For all you boomers, ‘TL;DR’ stands for ‘Too Long; Didn’t Read’, so if you managed to soldier through all the above, you might not want to bother with this brief recap… But maybe you should. So you don’t forget 🤓 Just kidding!

Spear-phishing is a type of phishing attack where attackers target specific individuals or organizations with personalized and convincing emails to trick them into providing sensitive information or performing certain actions.
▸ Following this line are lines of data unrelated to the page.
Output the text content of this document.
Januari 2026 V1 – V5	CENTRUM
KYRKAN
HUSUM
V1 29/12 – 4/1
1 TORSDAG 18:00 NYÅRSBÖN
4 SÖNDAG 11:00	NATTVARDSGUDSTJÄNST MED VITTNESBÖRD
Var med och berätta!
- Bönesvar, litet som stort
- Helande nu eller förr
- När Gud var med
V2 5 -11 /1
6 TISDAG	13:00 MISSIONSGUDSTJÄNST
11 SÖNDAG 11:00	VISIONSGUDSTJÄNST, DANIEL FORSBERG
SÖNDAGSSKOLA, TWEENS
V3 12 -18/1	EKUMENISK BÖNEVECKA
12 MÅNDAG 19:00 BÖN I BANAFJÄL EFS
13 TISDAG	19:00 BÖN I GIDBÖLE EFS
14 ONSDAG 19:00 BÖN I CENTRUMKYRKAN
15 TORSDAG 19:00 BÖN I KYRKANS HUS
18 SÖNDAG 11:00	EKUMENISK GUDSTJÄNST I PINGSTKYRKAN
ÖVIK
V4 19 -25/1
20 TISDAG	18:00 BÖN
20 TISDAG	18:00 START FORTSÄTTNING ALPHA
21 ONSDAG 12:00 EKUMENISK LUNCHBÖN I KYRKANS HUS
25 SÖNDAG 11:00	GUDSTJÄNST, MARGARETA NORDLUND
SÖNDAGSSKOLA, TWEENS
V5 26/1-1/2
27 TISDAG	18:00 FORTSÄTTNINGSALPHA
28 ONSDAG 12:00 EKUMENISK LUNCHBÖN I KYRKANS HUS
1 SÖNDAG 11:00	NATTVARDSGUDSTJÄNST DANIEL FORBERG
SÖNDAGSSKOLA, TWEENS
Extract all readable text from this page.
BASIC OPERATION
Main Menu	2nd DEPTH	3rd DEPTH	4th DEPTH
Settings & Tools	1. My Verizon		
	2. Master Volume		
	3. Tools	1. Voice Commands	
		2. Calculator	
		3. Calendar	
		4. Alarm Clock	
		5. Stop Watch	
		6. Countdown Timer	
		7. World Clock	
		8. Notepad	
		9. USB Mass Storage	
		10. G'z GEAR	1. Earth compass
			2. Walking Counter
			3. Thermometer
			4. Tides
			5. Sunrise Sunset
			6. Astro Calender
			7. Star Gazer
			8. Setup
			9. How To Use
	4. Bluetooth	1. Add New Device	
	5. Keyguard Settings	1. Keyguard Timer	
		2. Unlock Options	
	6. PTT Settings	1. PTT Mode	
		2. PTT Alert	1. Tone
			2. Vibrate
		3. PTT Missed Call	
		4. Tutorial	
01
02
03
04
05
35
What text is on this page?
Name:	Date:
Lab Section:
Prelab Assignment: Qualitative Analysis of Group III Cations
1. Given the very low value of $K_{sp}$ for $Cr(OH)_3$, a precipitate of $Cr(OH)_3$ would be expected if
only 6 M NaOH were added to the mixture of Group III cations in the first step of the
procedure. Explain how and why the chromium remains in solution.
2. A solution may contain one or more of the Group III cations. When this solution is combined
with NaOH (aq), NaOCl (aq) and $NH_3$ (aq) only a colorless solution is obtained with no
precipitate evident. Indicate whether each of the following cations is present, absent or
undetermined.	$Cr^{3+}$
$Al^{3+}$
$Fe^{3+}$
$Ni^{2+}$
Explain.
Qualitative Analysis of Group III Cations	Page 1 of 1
Here are some ways to avoid spear-phishing:

  • Be cautious with emails from unknown or suspicious senders. Look for signs of phishing, such as misspelled words, generic greetings, and urgent or threatening language.
  • Verify the sender’s email address and domain by hovering over the sender’s name or email address to check if it matches the known sender.
  • Do not click on links or download attachments from unknown or suspicious sources, especially if they are unexpected or come from an unknown sender.
  • Enable two-factor authentication (2FA) on all your online accounts to add an extra layer of security.
  • Keep your software and antivirus up to date, as attackers may use vulnerabilities in outdated software to deliver malware or other malicious content.
  • Educate yourself and your employees about spear-phishing and other types of cyber attacks, so they know how to recognize and respond to these threats.
  • Use a spam filter to block suspicious emails and phishing attempts.
  • Implement security measures like firewalls, intrusion detection, and prevention systems to protect against spear-phishing.
  • Encourage employees to report any suspicious activity or emails to the IT department immediately.
  • Use encryption tools to protect sensitive information when transmitting it over the internet or via email.

Thanks for reading. Now you have all the info you need to avoid becoming Phiserman’s Friends. Stay safe out there!